A: The really good news is that other choices may work better for you than medication. Feeling anxious about any surgery, particularly brain surgery, is normal. But don’t let that anxiety stand between you and getting more information. Seizures themselves “mess” with your brain. We recommend you sit down with one of our epileptologists to discuss surgical options and find out if you are a candidate. Once people have had epilepsy surgery, they often wish they’d had it done sooner.
Q: I’ve had epilepsy since I was young. I get one to two seizures per month if I take my medication and five to six seizures per month if I get sloppy. When I’m not having seizures, I have trouble remembering little things. I am only 30 years old; am I getting dementia?
A: Memory complaints in people with epilepsy are common. Ongoing seizure activity can make memory worse, so taking your medication regularly can improve your memory. If you are still having seizures when you take your medication, a change in your treatment might be helpful. An evaluation by a neuropsychologist can help us understand in detail your strengths and weaknesses, and then we can start a new therapy.
Q: My doctor told me that some people die of a seizure, usually at night. Now I don’t want to go to sleep! Is a seizure going to kill me?
Your doctor is talking about sudden unexpected death in epilepsy (SUDEP). This is very rare, occurring in approximately 1 in 3,000 people with epilepsy each year. You can lower your risk of SUDEP by taking your medication and working closely with your doctor to control your seizures. Good sleep is also important. If the anxiety about SUDEP is keeping you up, talk with us and get support.
Q: My wife had a seizure last week for the first time. We went to a neurologist, who said she has epilepsy and gave her medication. I don’t think she should ever be alone. I’m trying to stay in the same room with her at all times. What else should I do to keep her safe?
A: Seeing a seizure occur can be incredibly frightening and traumatic. The most important things for her safety are to take her medication, take good care of herself in general, and avoid driving a car right now. It is probably not necessary for you to stay with her at all times. Living as normal and independent a life as possible is a goal for people with epilepsy. Do sit down with her neurologist to discuss your concerns. It’s essential that you take care of yourself as well.
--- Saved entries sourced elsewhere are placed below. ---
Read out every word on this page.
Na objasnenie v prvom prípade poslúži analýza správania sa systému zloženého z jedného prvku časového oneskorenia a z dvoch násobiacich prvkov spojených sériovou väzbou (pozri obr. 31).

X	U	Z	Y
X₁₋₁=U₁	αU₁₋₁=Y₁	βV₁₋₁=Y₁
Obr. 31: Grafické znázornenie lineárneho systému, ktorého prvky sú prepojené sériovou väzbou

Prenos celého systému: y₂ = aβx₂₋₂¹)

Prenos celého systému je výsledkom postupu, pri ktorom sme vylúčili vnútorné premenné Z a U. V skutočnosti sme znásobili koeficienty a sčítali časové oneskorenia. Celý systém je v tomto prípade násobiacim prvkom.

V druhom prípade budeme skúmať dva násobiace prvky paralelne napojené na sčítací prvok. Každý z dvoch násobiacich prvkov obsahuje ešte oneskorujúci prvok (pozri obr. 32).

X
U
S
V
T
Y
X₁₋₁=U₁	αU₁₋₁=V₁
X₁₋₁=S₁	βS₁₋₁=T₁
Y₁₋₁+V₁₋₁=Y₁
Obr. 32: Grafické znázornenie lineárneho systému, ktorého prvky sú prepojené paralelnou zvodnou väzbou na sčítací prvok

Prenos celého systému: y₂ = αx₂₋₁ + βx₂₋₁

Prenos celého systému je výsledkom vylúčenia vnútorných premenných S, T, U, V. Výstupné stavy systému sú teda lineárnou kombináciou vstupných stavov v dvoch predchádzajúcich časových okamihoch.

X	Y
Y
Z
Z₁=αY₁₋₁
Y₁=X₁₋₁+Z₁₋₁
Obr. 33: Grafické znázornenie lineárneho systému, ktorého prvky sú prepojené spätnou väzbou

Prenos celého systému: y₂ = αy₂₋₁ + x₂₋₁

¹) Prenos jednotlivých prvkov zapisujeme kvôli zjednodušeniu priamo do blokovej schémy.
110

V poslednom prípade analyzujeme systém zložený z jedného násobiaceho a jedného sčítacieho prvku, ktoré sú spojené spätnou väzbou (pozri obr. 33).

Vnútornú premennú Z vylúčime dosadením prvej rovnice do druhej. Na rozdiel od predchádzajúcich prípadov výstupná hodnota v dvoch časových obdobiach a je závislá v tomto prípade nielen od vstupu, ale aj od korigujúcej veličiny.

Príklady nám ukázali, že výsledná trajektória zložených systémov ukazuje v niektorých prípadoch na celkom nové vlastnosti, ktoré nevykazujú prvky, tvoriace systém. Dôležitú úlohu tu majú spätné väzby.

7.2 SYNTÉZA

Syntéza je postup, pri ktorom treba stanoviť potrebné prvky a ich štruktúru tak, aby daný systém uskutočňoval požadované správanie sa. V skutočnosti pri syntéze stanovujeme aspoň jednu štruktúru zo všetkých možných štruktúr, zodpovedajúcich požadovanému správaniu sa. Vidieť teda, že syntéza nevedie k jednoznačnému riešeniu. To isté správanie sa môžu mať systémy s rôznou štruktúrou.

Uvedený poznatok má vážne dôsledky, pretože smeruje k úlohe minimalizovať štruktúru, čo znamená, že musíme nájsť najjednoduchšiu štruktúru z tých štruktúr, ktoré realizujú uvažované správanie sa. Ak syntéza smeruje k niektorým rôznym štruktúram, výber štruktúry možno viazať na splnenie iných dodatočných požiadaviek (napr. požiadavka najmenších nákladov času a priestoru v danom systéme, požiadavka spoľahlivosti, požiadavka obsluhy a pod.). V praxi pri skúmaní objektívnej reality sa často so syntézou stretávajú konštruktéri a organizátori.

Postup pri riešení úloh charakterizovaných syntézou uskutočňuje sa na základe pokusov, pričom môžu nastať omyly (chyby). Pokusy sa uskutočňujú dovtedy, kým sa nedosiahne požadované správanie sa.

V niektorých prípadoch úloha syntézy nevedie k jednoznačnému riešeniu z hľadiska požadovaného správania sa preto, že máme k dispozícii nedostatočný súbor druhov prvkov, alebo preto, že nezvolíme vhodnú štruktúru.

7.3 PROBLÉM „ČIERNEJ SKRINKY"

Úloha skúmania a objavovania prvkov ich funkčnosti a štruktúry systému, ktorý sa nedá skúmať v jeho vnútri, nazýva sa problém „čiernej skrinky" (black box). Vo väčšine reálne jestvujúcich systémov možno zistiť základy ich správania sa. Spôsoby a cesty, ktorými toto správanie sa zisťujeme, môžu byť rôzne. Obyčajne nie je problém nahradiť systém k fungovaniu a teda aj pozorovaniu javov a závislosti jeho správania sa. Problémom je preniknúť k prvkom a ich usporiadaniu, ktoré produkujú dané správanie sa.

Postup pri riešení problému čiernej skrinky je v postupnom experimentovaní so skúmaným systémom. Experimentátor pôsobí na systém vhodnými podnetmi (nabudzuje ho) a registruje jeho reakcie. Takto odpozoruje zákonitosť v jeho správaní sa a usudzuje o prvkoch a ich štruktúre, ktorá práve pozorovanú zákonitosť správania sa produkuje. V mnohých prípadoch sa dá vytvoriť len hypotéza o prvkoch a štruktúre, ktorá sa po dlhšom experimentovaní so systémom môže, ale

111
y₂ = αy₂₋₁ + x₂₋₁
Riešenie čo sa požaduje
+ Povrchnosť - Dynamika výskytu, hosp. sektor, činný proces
Q: I’ve had epilepsy since childhood. The good news is that I haven’t had a seizure for years. The bad news is that I don’t like to leave the house because I feel vulnerable. This has been working for me, but this year I want to take an art class and I feel afraid.
A: It sounds like you may have developed an anxiety disorder around your seizures as a child. Now, your seizures are better but your anxiety isn’t. This is not uncommon and you are not alone. It’s wonderful that you are thinking of taking an art class. Therapy, particularly cognitive behavioral therapy, is likely to be very helpful. Medications targeting your anxiety might help as well. The most important thing is that you keep talking about this with your doctors. At Mount Sinai, our psychiatrists are available to help.
Q: I am 38 and was diagnosed with epilepsy last month. I don’t know if I should tell my bosses or the people I work with about my seizures. What if I have an episode at work?
A: There is no right or wrong answer to this question. Telling people around us about our medical conditions is a personal decision. If you do want to tell people in your work place, we support this and are available to provide more information and education if necessary. Regardless of your decision, wearing a medical alert bracelet or necklace can help you get good care should you have an unexpected seizure.